Évocation de l'ascension de la reine Élisabeth (Cate Blanchett) jusqu'au trône d'Angleterre.
Fille du roi Henri VIII et d'Anne Boleyn, elle est condamnée à l'exil à la mort de sa mère, décapitée pour haute trahison en 1536.
En 1558, alors qu'elle régnait sur l'Angleterre, la fille de Catherine d'Aragon, première épouse d'Henri VIII, Marie Tudor (Kathy Burke), se fait diagnostiquer un cancer de l'utérus. N'ayant pas donné d'héritier, les catholiques craignent que sa demi-soeur Élisabeth, qui est protestante, lui succède. Ils la convainquent de la faire arrêter et emprisonner dans la Tour de Londres, mais Marie refuse, et, à sa mort, Élisabeth devient reine.
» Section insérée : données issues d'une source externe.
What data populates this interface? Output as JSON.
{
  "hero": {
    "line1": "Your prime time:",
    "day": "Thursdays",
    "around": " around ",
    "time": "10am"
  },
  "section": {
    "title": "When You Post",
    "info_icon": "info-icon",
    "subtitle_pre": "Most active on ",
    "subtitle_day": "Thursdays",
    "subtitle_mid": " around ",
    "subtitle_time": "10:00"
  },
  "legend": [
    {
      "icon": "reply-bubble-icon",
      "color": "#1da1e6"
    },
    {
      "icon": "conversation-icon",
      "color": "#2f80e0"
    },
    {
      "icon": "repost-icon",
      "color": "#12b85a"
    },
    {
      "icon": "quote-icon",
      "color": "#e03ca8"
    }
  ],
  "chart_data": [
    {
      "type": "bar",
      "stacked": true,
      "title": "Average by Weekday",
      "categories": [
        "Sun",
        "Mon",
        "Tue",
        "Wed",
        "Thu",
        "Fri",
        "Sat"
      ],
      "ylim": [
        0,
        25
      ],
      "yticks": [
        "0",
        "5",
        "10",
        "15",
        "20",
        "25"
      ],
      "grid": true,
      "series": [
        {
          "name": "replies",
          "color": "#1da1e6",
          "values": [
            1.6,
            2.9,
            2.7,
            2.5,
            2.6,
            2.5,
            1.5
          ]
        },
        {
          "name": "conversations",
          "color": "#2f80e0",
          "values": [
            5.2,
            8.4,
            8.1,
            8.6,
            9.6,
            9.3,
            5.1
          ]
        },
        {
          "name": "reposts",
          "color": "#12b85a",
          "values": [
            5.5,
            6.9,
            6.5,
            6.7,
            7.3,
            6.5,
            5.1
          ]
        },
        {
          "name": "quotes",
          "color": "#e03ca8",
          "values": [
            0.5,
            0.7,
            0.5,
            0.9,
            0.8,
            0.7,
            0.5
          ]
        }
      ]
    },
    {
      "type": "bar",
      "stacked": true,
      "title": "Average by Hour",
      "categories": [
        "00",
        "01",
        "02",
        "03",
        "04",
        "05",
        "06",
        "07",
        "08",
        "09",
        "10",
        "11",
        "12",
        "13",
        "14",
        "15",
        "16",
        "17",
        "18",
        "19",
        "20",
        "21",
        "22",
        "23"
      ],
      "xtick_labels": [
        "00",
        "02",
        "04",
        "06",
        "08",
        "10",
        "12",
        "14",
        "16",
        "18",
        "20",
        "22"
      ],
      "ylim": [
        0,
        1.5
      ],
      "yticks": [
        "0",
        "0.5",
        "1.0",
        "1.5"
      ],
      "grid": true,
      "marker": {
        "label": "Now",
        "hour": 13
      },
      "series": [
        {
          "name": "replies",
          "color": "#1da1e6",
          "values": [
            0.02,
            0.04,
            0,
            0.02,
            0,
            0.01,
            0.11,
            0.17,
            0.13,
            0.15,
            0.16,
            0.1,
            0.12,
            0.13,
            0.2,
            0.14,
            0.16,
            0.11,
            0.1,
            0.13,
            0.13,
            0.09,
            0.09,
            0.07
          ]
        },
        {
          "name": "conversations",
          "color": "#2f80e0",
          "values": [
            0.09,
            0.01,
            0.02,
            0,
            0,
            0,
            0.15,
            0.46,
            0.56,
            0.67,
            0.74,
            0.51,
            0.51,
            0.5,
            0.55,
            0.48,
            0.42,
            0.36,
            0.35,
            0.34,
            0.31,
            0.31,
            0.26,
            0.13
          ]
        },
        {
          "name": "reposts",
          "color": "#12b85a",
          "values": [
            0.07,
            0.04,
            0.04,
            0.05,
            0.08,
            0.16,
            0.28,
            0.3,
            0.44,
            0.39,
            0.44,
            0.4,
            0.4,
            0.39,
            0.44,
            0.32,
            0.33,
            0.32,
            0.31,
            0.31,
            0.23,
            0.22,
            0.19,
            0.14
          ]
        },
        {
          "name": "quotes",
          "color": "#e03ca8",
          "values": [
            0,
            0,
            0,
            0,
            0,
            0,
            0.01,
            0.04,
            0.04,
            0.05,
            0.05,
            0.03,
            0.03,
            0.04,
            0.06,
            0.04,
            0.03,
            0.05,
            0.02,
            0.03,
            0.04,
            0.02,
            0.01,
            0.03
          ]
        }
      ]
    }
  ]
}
Elle doit à son tour trouver un prétendant pour faire un héritier protestant pour éviter que le trône ne revienne aux mains des catholiques, et doit faire face aux ambitions et aux trahisons qui ponctuent la vie à la cour. Son propre cousin, le catholique Duc de Norfolk (Christopher Eccleston), complote pour son assassinat avec la reine d'Écosse, Marie de Guise (Fanny Ardant).
L'un de ses conseillers les plus fidèles, Sir William Cecil (Richard Attenborough) la presse de trouver un époux, et insiste pour lui présenter le Duc d'Anjou (Vincent Cassel), futur roi de France du nom d'Henri III. Mais Élisabeth, se revendiquant libre et indépendante, refuse les avances de ses nombreux prétendants à cause de son amour pour Robert Dudley (Joseph Fiennes), son ami d'enfance.